Türkiye’ye yatırımlarıyla övünen SOCAR’ın fabrikalarında işçilere yönelik zulüm bitmiyor. Geçtiğimiz haftalarda, SOCAR’ın satın aldığı Petkim’in Aliağa fabrikasında haklarını arayan işçilerin üzerine polisler salınmış, sendika temsilcileri gözaltına alınmıştı. Ardından AKP iktidarının da dayatma ve tehditleriyle işçilerin talepleri görmezden gelinerek toplu sözleşme imzalanmıştı.
Patron sınıfının “Azeri-Türk kardeşliği” işçiye karşı
Yine aynı SOCAR, Türkiye’de düzenlenen Dünya Petrol Kongresi’nde boy göstererek Türkiye’deki “büyük projeleri”yle övünmüş, yabancı yatırımların yarıdan fazlasını kendisinin gerçekleştirdiğini ifade ederek “Azeri-Türk kardeşliğinin simgesi” pozlarıyla kendi reklamını yapmıştı.
SOCAR’ın fabrikalarında yaşananlar gösteriyor ki, söz konusu “kardeşlik”, patron sınıfının ve onların temsilcilerinin kardeşliği anlamına geliyor. Bu da, işçilere yönelik baskı, zulüm ve ağır sömürüden öte bir anlam taşımıyor.
Kölelik ve iş cinayetleriyle ünlenen Star Rafineri
SOCAR’ın iş cinayetleriyle ünlenen İzmir Aliağa’daki “büyük projesi” Star Rafineri’de bu sefer de yüzlerce işçi yemekten zehirlendi.
Basına yansıyan haberlere göre, 346 işçi dünkü öğlen yemeğinin ardından baş dönmesi ve mide bulantısı şikayetleriyle hastaneye sevk edildi. Aliağa Devlet Hastanesi’ne kaldırılan işçilerin tedavilerinin yapıldığı ve sağlık durumlarının iyi olduğu belirtildi.

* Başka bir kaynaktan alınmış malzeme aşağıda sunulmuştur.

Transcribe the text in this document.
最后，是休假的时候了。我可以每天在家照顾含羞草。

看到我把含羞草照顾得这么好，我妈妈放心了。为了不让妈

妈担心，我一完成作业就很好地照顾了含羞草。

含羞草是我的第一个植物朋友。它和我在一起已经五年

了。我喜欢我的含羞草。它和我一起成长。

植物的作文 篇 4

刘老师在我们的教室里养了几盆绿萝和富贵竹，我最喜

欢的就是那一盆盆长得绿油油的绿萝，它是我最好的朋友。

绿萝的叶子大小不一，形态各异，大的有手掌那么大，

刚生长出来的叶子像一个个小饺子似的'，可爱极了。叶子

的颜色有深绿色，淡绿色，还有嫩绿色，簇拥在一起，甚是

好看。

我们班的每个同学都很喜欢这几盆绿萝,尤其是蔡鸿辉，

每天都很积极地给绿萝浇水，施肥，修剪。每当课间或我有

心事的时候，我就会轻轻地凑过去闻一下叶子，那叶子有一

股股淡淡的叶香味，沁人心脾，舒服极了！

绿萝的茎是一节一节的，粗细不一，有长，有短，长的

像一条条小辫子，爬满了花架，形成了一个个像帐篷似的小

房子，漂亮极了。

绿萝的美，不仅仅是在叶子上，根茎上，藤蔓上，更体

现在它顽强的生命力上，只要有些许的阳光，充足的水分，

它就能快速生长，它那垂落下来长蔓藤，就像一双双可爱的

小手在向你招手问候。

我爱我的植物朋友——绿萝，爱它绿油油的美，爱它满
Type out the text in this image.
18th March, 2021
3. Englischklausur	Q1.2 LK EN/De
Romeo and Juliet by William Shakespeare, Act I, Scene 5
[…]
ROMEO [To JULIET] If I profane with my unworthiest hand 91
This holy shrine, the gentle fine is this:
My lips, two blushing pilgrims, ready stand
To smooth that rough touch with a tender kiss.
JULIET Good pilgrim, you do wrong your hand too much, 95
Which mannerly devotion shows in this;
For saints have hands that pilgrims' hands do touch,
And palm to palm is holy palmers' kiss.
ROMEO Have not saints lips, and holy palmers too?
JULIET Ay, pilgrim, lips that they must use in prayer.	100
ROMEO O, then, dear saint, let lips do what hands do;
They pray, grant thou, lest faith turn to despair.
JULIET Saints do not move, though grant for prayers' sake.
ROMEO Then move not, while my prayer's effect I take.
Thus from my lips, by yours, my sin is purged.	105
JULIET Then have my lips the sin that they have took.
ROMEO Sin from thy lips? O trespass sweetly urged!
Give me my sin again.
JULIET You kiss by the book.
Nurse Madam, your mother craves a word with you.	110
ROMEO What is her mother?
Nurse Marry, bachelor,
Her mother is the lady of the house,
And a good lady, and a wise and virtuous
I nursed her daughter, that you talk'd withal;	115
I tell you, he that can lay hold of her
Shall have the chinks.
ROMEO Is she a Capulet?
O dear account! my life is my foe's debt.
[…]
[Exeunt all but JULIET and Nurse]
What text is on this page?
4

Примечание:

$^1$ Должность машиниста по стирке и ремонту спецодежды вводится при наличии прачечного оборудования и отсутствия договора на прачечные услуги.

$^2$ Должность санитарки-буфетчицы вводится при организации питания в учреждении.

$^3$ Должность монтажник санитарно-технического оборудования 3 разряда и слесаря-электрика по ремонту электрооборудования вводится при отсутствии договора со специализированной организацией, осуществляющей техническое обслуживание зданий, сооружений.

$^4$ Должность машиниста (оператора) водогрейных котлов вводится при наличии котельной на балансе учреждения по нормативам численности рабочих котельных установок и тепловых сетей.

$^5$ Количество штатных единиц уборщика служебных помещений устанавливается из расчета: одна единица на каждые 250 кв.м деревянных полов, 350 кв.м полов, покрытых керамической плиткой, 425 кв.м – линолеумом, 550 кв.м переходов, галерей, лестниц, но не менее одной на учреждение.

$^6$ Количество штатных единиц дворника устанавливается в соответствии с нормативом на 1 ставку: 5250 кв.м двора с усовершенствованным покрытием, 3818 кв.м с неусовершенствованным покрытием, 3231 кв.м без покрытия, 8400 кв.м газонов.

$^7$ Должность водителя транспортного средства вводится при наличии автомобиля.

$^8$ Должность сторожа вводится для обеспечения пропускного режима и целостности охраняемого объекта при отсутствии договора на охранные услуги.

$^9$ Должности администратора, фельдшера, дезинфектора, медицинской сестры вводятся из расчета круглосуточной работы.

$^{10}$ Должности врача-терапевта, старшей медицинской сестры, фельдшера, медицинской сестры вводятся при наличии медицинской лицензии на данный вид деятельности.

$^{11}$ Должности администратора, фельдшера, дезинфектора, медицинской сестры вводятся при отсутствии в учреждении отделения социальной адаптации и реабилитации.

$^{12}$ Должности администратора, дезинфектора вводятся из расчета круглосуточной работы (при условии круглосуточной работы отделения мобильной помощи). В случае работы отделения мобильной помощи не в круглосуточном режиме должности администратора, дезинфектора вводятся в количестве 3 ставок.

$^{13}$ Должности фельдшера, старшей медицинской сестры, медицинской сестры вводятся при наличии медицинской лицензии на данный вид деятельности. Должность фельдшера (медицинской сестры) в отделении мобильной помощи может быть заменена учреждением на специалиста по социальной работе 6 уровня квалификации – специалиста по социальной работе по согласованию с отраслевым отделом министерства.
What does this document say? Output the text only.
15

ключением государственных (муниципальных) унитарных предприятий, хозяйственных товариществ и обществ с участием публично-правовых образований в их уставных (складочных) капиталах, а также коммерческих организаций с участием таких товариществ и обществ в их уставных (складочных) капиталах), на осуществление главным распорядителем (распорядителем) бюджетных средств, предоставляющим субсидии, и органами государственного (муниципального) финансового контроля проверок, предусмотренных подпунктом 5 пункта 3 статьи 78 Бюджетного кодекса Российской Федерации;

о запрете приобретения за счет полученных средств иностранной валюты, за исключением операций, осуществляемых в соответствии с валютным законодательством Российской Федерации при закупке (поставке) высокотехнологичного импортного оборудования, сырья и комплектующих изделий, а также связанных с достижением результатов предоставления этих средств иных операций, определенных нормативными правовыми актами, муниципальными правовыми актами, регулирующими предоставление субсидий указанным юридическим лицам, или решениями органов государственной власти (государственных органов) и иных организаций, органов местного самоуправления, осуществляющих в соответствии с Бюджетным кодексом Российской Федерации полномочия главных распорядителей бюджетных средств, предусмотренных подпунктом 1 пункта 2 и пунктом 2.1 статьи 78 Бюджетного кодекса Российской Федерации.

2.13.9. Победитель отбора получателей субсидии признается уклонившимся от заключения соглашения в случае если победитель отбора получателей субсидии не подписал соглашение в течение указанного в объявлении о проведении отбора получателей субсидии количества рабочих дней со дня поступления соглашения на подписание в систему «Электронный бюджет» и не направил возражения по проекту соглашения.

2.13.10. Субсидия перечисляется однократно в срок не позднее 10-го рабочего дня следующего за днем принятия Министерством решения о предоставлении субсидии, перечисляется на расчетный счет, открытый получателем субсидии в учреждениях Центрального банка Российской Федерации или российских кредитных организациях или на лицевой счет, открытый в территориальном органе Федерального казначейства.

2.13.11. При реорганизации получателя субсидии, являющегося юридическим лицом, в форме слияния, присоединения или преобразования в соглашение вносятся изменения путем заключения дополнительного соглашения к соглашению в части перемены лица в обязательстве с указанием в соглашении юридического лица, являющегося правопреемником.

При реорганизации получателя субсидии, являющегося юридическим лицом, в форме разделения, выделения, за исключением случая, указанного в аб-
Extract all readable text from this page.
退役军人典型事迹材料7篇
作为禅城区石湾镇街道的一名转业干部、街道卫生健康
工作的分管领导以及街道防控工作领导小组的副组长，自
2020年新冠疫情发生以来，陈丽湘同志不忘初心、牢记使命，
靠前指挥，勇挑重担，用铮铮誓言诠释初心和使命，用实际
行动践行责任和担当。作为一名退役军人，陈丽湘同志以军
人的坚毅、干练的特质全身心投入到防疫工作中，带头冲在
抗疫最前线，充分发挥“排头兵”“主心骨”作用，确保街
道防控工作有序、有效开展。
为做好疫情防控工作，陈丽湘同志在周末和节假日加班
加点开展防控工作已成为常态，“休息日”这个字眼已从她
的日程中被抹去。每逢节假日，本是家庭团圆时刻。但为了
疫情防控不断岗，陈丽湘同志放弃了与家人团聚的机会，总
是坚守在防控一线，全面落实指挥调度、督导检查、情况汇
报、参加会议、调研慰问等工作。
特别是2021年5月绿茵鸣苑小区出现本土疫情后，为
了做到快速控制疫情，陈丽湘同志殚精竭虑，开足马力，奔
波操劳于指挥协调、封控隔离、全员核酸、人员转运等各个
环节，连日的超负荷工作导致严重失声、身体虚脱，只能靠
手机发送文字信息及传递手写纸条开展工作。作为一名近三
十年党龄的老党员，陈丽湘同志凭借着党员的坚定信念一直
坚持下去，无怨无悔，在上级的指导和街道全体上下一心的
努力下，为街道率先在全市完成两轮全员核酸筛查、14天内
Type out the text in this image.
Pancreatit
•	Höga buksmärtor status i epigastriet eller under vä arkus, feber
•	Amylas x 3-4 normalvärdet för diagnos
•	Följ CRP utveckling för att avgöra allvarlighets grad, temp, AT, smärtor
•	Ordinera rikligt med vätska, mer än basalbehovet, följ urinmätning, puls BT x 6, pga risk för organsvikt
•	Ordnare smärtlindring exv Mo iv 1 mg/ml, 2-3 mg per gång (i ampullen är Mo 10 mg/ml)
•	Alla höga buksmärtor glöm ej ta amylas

Star Rafineri inşaatında, çok sayıda taşeron şirket aracılığıyla işçilere ağır bir kölelik dayatılırken geçtiğimiz aylarda işçiler bu koşullara tepki göstermiş ve iş bırakmıştı.
17 Haziran’da ise Star Rafineri’de çalışan inşaat işçisi Osman Canbulut, iki boru arasında sıkışarak ağır yaralanmış, hastanede birkaç gün süren müdahalelere rağmen kurtarılamamıştı. Fabrikanın iş güvenliği departmanı ise son iş cinayetinin ardından işçilere “kendi güvenliklerine dikkat etmeleri” uyarısıyla tehditte bulunmuştu.